Qiao Qincheng, Cao Juan, Hou Xinguo
Department of Endocrinology and Metabolism, Qilu Hospital of Shandong University, Jinan, Shandong, People's Republic of China.
The First Clinical Medical College, Cheeloo College of Medicine, Shandong University, Jinan, People's Republic of China.
Transl Vis Sci Technol. 2025 Sep 2;14(9):29. doi: 10.1167/tvst.14.9.29.
Diabetic peripheral neuropathy (DPN), a common complication of type 2 diabetes mellitus (T2DM), lacks effective diagnostic tools. This study aimed to develop a nomogram that integrates corneal nerve parameters for individualized DPN risk prediction.
A total of 111 patients with T2DM and 110 healthy controls were enrolled. All participants underwent bilateral corneal confocal microscopy (CCM). High-quality images were selected by four blinded investigators. Corneal nerve fiber length (CNFL), corneal nerve branch density (CNBD), and corneal nerve fiber density (CNFD) were quantified using ACCMetrics and AiCCMetrics software. Diagnostic models-including single- and multi-parameter models-and a nomogram incorporating CNFL, CNBD, CNFD, and age were developed. Model performance was evaluated using receiver operating characteristic analysis with 500 bootstrap resamples, calibration curves, decision curve analysis, and clinical impact curves. Sensitivity analyses assessed robustness.
Patients with DPN were significantly older (P = 0.005). CNFL and CNFD were higher in the DPN- group (P < 0.05), whereas CNBD showed no group difference. Single-parameter models yielded area under the curve (AUC) values ranging from 0.495 to 0.727, whereas multivariate models demonstrated improved performance with AUCs between 0.737 and 0.782. In the nomogram, CNFL and CNFD were protective factors, whereas CNBD paradoxically increased DPN risk. The model demonstrated good discrimination, calibration, clinical utility, and robustness.
A nomogram combining multiple corneal nerve parameters may outperform single-parameter models, thereby representing a potential tool for DPN risk stratification in T2DM.
The corneal nerve-based nomogram may assist in personalized DPN risk prediction and holds potential translational value for individuals with T2DM.

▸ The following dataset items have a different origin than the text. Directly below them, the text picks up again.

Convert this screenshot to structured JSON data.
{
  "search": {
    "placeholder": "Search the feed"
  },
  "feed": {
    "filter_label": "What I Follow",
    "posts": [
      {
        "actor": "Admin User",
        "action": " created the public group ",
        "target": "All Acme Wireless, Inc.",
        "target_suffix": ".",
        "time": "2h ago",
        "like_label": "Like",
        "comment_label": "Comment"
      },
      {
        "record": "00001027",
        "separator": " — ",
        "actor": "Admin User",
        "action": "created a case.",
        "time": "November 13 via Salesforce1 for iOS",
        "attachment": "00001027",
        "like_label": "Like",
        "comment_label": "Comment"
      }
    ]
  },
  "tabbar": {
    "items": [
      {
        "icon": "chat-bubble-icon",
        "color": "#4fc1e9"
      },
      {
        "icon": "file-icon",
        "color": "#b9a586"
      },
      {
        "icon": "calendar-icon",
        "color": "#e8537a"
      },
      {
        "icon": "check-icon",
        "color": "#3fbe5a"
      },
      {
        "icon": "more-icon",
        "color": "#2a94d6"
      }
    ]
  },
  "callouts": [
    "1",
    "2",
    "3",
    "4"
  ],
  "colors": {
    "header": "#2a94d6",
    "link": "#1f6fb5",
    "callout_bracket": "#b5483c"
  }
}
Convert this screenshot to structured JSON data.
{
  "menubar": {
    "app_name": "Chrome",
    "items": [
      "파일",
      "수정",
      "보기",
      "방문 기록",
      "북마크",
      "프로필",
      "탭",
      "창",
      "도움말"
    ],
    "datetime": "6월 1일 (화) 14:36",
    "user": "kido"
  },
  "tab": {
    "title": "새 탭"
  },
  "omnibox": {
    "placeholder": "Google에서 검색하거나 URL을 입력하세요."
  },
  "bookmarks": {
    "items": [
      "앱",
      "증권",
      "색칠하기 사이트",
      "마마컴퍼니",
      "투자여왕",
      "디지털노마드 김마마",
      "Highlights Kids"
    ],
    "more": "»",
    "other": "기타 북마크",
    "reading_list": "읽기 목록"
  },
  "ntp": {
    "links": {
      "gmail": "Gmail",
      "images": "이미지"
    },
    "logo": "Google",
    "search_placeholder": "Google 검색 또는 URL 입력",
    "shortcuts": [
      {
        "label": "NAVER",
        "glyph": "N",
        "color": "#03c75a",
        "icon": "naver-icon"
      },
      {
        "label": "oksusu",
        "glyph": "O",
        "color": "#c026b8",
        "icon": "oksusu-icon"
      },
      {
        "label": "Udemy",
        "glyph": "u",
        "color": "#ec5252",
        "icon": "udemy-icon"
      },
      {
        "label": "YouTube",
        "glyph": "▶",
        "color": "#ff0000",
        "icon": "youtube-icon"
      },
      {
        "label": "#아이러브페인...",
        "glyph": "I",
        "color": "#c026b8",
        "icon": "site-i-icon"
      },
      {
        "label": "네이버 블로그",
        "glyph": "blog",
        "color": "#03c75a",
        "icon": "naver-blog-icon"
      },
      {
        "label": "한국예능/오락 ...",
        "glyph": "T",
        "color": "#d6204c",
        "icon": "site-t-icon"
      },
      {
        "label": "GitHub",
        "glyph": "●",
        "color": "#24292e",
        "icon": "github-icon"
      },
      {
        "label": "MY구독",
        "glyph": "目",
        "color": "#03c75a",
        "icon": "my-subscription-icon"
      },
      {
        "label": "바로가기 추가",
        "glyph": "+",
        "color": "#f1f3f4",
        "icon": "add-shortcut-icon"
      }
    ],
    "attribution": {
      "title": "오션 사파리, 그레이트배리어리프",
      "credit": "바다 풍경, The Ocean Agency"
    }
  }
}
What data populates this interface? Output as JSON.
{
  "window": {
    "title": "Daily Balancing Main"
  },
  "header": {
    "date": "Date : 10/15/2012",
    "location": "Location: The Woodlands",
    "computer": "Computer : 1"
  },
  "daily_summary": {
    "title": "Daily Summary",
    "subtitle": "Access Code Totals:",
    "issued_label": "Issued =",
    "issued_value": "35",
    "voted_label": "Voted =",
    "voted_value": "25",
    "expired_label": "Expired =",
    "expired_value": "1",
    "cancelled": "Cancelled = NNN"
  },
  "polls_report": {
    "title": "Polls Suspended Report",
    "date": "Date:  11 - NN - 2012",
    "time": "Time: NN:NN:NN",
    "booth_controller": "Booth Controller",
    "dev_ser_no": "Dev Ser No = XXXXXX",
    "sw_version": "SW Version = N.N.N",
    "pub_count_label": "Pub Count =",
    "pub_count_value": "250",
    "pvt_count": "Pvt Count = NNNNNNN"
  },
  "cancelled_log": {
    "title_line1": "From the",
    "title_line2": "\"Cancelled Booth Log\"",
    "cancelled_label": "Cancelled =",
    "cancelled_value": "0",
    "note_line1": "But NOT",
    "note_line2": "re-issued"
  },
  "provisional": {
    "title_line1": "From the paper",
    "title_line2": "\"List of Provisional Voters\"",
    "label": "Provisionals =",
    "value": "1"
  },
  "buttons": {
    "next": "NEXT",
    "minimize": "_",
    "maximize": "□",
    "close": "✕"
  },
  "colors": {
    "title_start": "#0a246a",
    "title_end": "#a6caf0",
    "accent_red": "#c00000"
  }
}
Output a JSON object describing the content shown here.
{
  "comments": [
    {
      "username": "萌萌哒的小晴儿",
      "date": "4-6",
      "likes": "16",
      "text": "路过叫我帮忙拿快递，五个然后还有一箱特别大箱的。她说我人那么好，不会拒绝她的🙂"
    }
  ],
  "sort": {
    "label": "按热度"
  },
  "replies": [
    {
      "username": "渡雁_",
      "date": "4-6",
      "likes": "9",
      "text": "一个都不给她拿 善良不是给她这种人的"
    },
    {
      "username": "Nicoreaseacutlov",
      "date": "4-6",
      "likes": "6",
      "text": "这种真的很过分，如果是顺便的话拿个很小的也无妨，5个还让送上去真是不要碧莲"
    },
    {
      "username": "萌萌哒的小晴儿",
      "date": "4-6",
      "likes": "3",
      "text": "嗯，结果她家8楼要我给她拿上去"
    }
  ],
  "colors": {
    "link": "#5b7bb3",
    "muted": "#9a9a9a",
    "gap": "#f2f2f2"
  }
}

糖尿病周围神经病变(DPN)是2型糖尿病(T2DM)的常见并发症,缺乏有效的诊断工具。本研究旨在开发一种整合角膜神经参数的列线图,用于个性化预测DPN风险。
共纳入111例T2DM患者和110例健康对照者。所有参与者均接受双侧角膜共焦显微镜检查(CCM)。由4名盲法研究者选择高质量图像。使用ACCMetrics和AiCCMetrics软件对角膜神经纤维长度(CNFL)、角膜神经分支密度(CNBD)和角膜神经纤维密度(CNFD)进行量化。开发了诊断模型,包括单参数模型和多参数模型,以及纳入CNFL、CNBD、CNFD和年龄的列线图。使用接受者操作特征分析、500次自抽样重采样、校准曲线、决策曲线分析和临床影响曲线评估模型性能。敏感性分析评估稳健性。
DPN患者年龄显著更大(P = 0.005)。DPN组的CNFL和CNFD更高(P < 0.05),而CNBD在两组间无差异。单参数模型的曲线下面积(AUC)值在0.495至0.727之间,而多变量模型的性能有所改善,AUC在0.737至0.782之间。在列线图中,CNFL和CNFD是保护因素,而CNBD反而增加了DPN风险。该模型具有良好的区分度、校准度、临床实用性和稳健性。
结合多个角膜神经参数的列线图可能优于单参数模型,从而成为T2DM中DPN风险分层的潜在工具。
基于角膜神经的列线图可能有助于个性化DPN风险预测,对T2DM患者具有潜在的转化价值。